One Summer is the story of four months in American history--a very narrow time frame for someone who has previously written about the entire scope of man's scientific inquiry. However, these four months--at least according to Bryson--are worthy of study, if for no other reason than their effects on the world in which we live today. Contained within that June-to-September span are monumental jumps in human progress, such as the invention of television by Philo Farnsworth and Charles Lindbergh's flight across the Atlantic Ocean. There is important social change--the beginning of Prohibition's end, for one, as well as a meeting of the rich and powerful that will lay the groundwork for the Stock Market Crash and Great Depression two years later. There is Babe Ruth making a surprise comeback, iron-bodied Jack Dempsey transforming the sport of boxing into a national obsession, and a murder trail that enamors an entire population with its scandal. And there are the figures both famous and infamous, many of them now forgotten, who shaped our entire world--sometimes intentionally, often accidentally--and whose flawless work fails to mirror the personal legacies they left behind.

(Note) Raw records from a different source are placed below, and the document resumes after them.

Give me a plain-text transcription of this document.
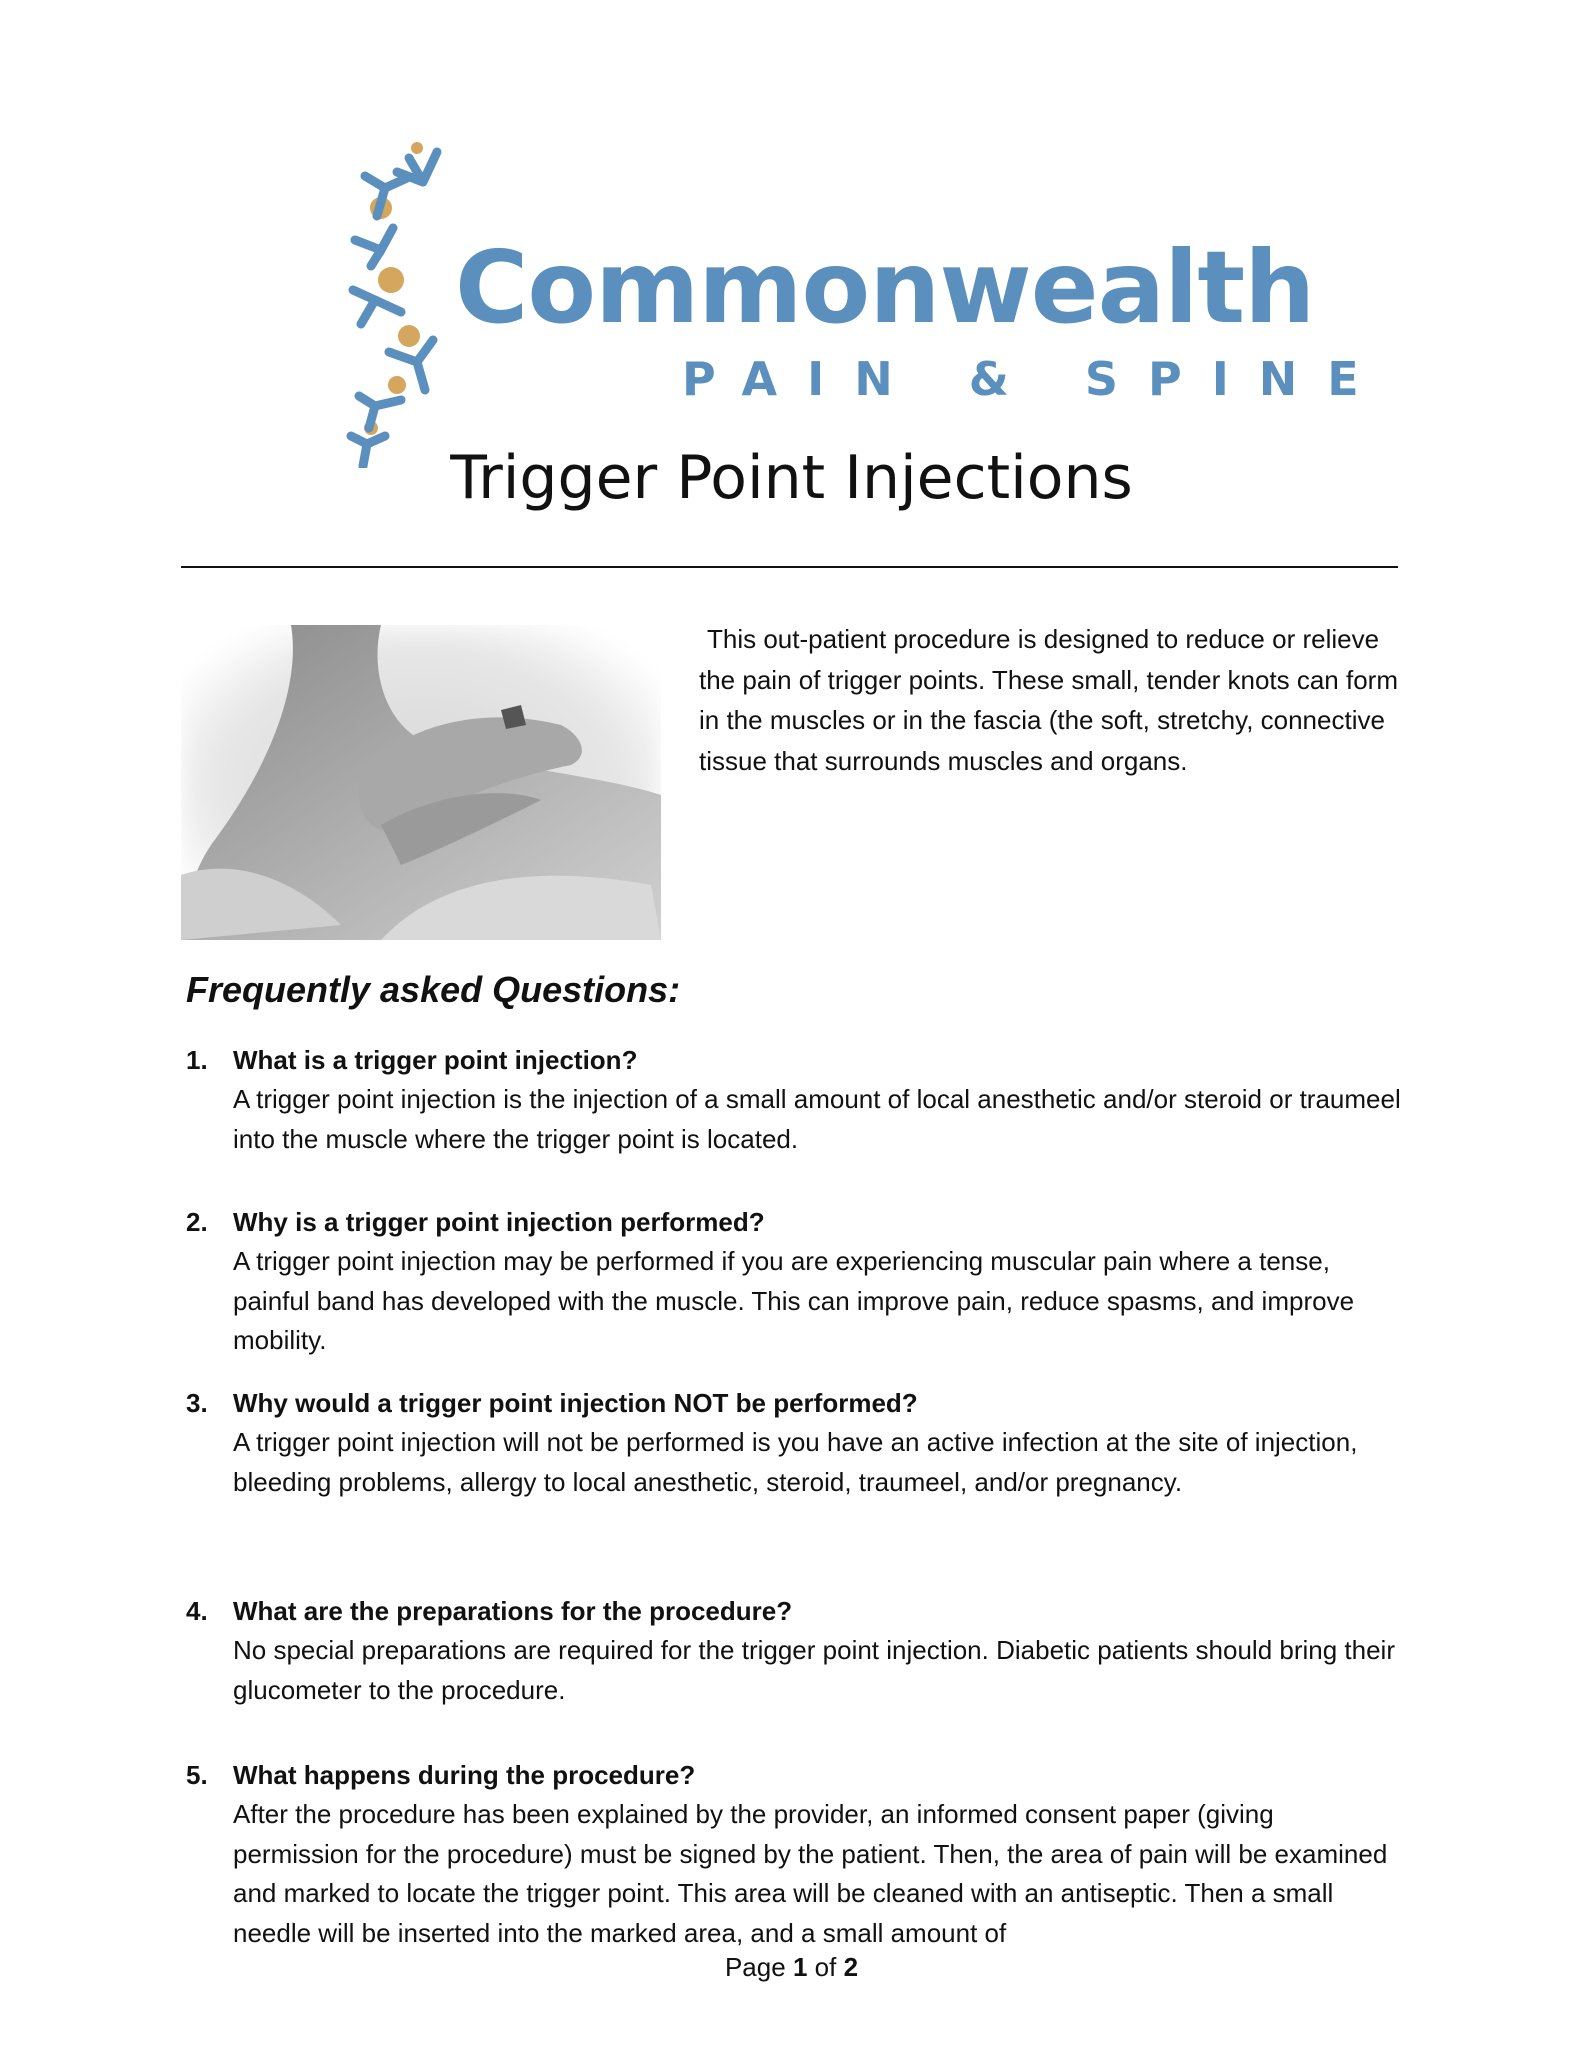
Commonwealth
PAIN & SPINE
Trigger Point Injections

This out-patient procedure is designed to reduce or relieve the pain of trigger points. These small, tender knots can form in the muscles or in the fascia (the soft, stretchy, connective tissue that surrounds muscles and organs.

Frequently asked Questions:
1. What is a trigger point injection?

A trigger point injection is the injection of a small amount of local anesthetic and/or steroid or traumeel into the muscle where the trigger point is located.

2. Why is a trigger point injection performed?

A trigger point injection may be performed if you are experiencing muscular pain where a tense, painful band has developed with the muscle. This can improve pain, reduce spasms, and improve mobility.

3. Why would a trigger point injection NOT be performed?

A trigger point injection will not be performed is you have an active infection at the site of injection, bleeding problems, allergy to local anesthetic, steroid, traumeel, and/or pregnancy.

4. What are the preparations for the procedure?

No special preparations are required for the trigger point injection. Diabetic patients should bring their glucometer to the procedure.

5. What happens during the procedure?

After the procedure has been explained by the provider, an informed consent paper (giving permission for the procedure) must be signed by the patient. Then, the area of pain will be examined and marked to locate the trigger point. This area will be cleaned with an antiseptic. Then a small needle will be inserted into the marked area, and a small amount of

Page 1 of 2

Bryson's pages are populated by men and women who led fascinating lives and held powerful positions--Lindbergh, Ruth, Dempsey, Calvin Coolidge, Al Capone, Herbert Hoover, Lou Gehrig, and so on--but lived lives that were strange, controversial, and tragic, often all at the same time. Their stories are the heart of Bryson's book because, as Bryson very well knows, history is the story of individuals. In any other book we'd be asked by the author, in classic textbook-style fashion, to wonder if there ever could be another time and place when this sort of thing could have ever happen; in contrast, Bryson writes as though this seemingly random assemblage of stories is all that history truly is, and nothing more. And he does this because that's what history actually is, like a single streak of paint on a canvass:  alone it means very little, but taken as one stroke among hundreds and suddenly it's a portrait of something specific, something more than just its parts.

But we're forced to wonder, as we close the book--and what a bittersweet moment that is, to close the covers on a book by Bill Bryson--if Bryson's choice of these four months could be replicated with the same ease and outcome. Could there be another four months--not necessarily summer months, not necessarily American or from the previous century--that would reveal themselves to be just as relevant and engaging? The answer must be, undoubtedly, yes. And at the heart of Bryson's book is an awareness that, regardless of what subject or location or time period he could've chosen to write about, there would've been another 500-plus pages of material. Human history is rich and bottomless, and to only skim the surface of those waters--so sweet, so bloody--is to do a disservice to those individuals who stand in the past as forces of change. They do not stand as heroes or villains, but rather as gray figures deserving of our attention and our study but not our blind worship or scorn. After all, to know them is to know our history, our world, and ourselves, from one paint streak to the next.